Let A be non-empty & bounded above. Show that there exist a monotone sequence (a_n) such that a_n goes to SupA

Answer 1

let s = sup A. For every eps >0, s - eps is not an upper bound of A, so that there exists a in A such that s - eps < a <= s. Since eps >0 is arbitrary, it follows s belongs to the closure of A.

If s is not a limit point of A, then S belongs to A, so that the constant sequence a_n = s satisfies the required condition.

If s is a limit point of A, then s may or may not belong to A. In any case, since s = Sup A, there exists a_1 in A such that s -1 < a_1 < s.

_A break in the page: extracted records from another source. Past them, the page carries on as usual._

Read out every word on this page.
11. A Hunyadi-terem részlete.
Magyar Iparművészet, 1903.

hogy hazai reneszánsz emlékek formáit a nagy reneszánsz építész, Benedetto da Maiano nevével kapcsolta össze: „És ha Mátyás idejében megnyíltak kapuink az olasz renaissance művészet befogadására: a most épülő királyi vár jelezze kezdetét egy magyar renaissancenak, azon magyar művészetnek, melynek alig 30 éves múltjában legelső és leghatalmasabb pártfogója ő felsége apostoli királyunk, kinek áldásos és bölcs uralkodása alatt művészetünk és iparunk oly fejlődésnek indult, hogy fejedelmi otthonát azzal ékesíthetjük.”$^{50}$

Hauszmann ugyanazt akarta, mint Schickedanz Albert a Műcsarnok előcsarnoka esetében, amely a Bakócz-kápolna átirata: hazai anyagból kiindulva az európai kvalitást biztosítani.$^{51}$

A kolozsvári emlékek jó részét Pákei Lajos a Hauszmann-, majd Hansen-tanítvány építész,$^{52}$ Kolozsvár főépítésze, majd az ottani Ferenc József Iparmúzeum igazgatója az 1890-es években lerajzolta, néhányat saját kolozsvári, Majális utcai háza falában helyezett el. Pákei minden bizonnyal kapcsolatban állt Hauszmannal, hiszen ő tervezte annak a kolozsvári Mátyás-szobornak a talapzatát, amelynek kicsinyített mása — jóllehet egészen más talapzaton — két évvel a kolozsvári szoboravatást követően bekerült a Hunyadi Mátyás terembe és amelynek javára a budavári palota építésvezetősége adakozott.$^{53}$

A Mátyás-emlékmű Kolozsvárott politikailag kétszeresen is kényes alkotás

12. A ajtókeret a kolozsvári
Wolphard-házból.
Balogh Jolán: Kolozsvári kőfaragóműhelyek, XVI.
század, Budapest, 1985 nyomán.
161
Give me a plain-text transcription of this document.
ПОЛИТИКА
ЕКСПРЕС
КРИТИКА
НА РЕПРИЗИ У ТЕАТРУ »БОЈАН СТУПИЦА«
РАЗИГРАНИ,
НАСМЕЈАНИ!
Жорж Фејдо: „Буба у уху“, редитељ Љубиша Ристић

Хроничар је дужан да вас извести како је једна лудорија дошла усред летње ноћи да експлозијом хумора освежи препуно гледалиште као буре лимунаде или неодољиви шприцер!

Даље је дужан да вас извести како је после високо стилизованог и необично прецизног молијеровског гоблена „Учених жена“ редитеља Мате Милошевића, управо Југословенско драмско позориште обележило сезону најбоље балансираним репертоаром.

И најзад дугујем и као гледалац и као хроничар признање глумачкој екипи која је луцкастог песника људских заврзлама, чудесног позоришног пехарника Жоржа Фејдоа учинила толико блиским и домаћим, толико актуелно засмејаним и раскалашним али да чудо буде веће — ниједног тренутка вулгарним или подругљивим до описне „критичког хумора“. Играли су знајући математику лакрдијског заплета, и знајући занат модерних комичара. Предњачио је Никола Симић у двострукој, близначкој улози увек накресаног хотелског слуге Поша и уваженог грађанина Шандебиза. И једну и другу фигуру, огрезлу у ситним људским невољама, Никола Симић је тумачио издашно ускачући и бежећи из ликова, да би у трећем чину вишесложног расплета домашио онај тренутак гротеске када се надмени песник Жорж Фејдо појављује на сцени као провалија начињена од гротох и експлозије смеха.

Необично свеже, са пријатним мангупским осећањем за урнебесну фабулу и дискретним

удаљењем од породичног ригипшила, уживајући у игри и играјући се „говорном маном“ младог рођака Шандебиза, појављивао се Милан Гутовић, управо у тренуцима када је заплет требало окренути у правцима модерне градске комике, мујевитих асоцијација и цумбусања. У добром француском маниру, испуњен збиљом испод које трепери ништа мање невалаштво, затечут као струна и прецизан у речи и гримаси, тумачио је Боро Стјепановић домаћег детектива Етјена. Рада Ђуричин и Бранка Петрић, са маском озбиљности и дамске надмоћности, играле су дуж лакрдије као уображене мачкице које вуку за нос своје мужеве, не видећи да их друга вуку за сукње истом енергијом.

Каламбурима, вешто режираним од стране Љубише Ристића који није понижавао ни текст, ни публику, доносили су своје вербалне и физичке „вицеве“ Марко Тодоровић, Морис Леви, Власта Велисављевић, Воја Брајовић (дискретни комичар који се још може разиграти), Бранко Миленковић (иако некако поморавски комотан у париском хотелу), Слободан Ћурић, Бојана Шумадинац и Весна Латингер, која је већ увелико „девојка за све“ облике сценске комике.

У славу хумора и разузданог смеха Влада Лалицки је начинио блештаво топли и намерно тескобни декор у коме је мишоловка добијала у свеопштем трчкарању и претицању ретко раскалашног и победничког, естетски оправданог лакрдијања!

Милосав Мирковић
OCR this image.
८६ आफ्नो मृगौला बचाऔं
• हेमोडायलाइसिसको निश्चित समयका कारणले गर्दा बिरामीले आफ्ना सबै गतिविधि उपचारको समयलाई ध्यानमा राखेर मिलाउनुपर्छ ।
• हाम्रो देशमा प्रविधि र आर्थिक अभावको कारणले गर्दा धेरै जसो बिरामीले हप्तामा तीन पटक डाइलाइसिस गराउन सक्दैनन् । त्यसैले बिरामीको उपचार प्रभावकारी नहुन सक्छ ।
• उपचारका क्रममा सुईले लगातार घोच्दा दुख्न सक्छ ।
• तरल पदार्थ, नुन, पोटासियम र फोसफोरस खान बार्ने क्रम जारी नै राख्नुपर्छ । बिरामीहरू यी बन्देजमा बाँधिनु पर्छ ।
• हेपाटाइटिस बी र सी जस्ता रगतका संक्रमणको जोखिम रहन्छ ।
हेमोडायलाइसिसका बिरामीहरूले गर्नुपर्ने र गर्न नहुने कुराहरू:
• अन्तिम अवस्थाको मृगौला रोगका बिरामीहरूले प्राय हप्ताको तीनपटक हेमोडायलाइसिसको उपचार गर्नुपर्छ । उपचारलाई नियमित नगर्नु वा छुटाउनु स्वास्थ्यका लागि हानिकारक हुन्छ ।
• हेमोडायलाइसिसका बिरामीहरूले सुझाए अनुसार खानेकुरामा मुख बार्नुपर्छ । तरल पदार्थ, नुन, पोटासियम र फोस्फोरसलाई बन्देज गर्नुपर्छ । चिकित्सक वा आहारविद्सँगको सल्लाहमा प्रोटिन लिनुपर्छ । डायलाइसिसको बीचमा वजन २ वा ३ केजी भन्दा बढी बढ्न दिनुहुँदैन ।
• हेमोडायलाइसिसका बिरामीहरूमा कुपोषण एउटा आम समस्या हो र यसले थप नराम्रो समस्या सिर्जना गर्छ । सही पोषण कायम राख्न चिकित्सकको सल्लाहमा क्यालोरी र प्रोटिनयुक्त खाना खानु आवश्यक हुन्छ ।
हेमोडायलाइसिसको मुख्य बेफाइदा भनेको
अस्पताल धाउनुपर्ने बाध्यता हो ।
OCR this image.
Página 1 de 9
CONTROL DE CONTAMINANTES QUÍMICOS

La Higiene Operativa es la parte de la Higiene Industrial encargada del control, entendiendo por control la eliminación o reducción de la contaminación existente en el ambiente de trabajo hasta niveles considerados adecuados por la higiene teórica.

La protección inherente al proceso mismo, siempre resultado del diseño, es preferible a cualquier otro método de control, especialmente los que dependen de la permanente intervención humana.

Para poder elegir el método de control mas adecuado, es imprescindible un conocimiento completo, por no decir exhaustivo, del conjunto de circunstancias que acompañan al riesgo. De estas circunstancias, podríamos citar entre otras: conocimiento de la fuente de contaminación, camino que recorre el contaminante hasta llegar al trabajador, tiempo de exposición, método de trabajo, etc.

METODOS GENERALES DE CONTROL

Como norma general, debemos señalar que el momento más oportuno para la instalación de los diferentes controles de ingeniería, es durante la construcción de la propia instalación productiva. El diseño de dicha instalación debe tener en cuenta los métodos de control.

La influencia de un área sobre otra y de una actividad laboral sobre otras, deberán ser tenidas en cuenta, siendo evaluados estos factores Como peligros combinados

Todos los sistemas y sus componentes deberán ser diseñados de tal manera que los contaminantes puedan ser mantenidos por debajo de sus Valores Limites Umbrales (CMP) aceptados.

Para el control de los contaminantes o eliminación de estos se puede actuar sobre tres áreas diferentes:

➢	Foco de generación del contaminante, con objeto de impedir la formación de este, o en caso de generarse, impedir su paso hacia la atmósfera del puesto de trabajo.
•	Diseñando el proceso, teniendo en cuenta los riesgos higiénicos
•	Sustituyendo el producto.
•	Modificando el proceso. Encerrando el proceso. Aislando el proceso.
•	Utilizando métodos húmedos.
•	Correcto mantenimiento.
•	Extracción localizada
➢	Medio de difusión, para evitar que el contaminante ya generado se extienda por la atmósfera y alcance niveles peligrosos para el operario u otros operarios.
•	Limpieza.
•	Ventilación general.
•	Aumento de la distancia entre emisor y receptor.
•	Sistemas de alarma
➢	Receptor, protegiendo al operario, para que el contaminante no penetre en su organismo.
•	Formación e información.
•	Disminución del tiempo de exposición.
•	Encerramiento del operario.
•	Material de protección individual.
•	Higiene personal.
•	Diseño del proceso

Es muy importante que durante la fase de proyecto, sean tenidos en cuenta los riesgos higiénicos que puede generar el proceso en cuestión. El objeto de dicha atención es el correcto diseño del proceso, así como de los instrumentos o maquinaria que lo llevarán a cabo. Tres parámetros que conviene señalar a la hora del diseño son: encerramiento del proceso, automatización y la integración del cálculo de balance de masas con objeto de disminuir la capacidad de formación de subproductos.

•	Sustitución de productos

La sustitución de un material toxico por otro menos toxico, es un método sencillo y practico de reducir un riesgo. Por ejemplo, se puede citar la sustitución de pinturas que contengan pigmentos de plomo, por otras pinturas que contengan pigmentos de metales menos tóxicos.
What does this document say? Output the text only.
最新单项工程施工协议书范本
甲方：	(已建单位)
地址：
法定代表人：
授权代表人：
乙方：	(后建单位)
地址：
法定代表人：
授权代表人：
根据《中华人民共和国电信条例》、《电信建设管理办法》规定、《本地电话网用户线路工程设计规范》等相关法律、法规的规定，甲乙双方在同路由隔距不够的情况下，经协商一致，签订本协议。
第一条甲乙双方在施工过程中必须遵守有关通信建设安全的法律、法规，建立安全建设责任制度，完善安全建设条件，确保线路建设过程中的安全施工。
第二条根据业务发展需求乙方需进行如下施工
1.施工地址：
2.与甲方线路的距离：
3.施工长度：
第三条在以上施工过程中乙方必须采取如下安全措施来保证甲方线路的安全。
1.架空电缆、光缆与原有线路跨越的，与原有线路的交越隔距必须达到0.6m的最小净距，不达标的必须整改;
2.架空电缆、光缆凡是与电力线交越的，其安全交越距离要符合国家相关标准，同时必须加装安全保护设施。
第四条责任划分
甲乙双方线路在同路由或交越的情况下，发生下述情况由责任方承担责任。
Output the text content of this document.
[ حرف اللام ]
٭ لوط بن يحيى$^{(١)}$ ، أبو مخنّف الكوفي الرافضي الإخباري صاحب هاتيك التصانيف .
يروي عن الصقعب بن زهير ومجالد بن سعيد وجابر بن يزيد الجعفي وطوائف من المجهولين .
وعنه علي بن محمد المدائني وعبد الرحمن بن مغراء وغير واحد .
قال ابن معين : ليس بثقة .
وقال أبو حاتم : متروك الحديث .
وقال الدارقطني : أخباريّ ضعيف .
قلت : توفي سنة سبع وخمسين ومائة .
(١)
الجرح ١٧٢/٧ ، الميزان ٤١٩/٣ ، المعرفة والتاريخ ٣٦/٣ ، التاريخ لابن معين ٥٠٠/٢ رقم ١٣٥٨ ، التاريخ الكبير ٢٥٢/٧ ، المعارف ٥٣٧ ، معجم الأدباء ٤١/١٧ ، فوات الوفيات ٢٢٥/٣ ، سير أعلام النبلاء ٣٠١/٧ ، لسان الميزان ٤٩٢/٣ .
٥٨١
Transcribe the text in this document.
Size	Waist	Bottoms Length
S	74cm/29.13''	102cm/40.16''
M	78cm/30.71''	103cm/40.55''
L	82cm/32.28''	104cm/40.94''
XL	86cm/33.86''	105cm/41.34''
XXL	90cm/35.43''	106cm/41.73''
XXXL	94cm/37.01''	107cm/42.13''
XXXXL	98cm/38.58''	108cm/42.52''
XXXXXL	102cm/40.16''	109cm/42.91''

Suppose that, for some positive integer n, there are a_1 <, a_2 <....a_n in A such that, for each i=1,2...n, we have

s - 1/i < a_i < s

Then, d = min {1/(n+1), a - a_n}/ > 0, so that there exists a_(n+1) in a such that

s - d < a_(n+1) < s. In virtue of the definition of d, it follows that

a_(n +1) > a_n and s - 1/(n+1) < a_(n+1) < s. This completes the induction and show there exists a sequence a_n in A such that, for each n,

a_n < a_(n+1) and s -1/n < a_n < s. Since 1/n -> 0 it follows a_n is increasing and converges to s.

This completes the proof.